Su questo ho la coscienza a posto: quando ero sui banchi della Regione, con Alberto Tomiolo (unici due verdi inascoltati da democristiani, socialisti, comunisti e protoleghisti) ci siamo sempre opposti alla politica vincente e consociativa di chi preparava l’assalto ai finanziamenti speciali per Venezia. Solo pochi ambientalisti, ecologisti, docenti e professionisti iluminati, indicavano strade diverse, spesso derisi o bollati come utopisti.
Il Mose è stato un abbaglio: non funziona, non funzionerà e ha assorbito e dilapidato risorse immense, togliendole alla possibilità di soluzioni efficaci per la salvaguardia di Venezia e dei suoi delicati equilibri.
Gli errori vengono da lontano, dallo scavo del Canale dei Petroli alle casse di colmata, che hanno modificato l’ecosistema idrogeologico della Laguna; poi la mancata manutenzione di pulizia dei canali che era stata fatta per un millennio, il moto ondoso e la trasformazione della città da luogo reale di lavoro e residenza a fragile palcoscenico per un turismo sempre più invadente e pesante, hanno fatto il resto.

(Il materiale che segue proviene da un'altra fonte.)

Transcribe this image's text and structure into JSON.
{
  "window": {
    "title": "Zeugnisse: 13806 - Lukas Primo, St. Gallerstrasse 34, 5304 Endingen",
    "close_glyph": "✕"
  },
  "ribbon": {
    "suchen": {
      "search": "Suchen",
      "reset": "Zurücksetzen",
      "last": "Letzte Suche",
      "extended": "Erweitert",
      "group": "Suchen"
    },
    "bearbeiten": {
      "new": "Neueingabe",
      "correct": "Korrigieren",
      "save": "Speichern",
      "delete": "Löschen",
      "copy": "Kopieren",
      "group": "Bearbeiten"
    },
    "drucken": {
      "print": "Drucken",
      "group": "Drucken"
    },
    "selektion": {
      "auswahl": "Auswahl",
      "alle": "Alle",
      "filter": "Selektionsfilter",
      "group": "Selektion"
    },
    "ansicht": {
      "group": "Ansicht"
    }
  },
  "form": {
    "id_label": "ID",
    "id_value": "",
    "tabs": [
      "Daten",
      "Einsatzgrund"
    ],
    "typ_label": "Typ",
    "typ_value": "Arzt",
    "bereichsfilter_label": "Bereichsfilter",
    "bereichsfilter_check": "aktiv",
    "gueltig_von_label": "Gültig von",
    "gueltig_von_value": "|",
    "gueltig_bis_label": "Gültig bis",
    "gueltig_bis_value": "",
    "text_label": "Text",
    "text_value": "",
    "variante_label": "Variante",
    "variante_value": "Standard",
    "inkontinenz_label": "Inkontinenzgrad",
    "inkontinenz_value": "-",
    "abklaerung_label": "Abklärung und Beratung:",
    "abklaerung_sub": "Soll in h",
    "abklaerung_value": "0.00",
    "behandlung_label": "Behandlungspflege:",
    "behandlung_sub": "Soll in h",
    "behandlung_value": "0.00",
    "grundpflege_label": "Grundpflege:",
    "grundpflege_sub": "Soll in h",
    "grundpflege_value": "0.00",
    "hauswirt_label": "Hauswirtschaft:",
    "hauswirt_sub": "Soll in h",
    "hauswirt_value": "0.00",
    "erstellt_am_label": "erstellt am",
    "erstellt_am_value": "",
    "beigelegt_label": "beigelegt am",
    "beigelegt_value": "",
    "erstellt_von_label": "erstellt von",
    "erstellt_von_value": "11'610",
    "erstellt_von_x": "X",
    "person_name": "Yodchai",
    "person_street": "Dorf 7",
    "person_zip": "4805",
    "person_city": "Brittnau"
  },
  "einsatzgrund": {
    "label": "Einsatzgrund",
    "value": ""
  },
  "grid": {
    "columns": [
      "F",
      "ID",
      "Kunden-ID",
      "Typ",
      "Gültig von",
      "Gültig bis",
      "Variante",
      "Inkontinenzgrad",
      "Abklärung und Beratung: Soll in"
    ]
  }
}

C’è anche una responsabilità diretta dei veneziani (non tutti, ma la maggior parte) e dei rappresentanti politici che si sono scelti, che hanno svenduto la città e il suo patrimonio a capitali esterni, per un profitto immediato e facile. Ora si sono accorti di non possedere più il proprio tessuto urbano, di averlo frantumato, alienato a società esterne, ma è troppo tardi.
Venezia non è più dei veneziani.
La salvezza della città più bella del mondo non verrà da soluzioni tecnologiche complesse, fantascientifiche; non saranno progetti megalomani come il Mose a fermare le acque. Venezia vive in simbiosi con le maree che entrano ed escono dalla laguna. Interrare i canali commerciali scavati negli anni 50 e 60, e alzare l’intera città, costruita su milioni di pali, sarebbero le soluzioni necessarie per restituire Venezia alla sua storia.
L’antica sapienza di regolazione delle acque e di edificazione sul fango, è ancora la strada maestra per far risorgere la città Serenissima.
PS: Ho trascorso 8 anni nell’Aula consiliare di Palazzo Ferro Fini, votando contro ai mega-progetti come il Mose o Expo, che pianificavano la morte di Venezia, e proponendo una visione armonica urbanistica e naturale per la città e la laguna.
Ho vissuto e amato quella città di “tera e aqua”.
Vedere l’Aula allagata (foto) fa male, in essa è annegata la buona politica.
Nel 2020 i veneti avrebbero modo, se lo volessero, di riparare: bisognerebbe che togliessero il consenso a chi ha messo a sacco la Città. Dopo la tragedia di ieri, lo faranno, o presto se ne dimenticheranno, tornando al consueto desiderio de far schei?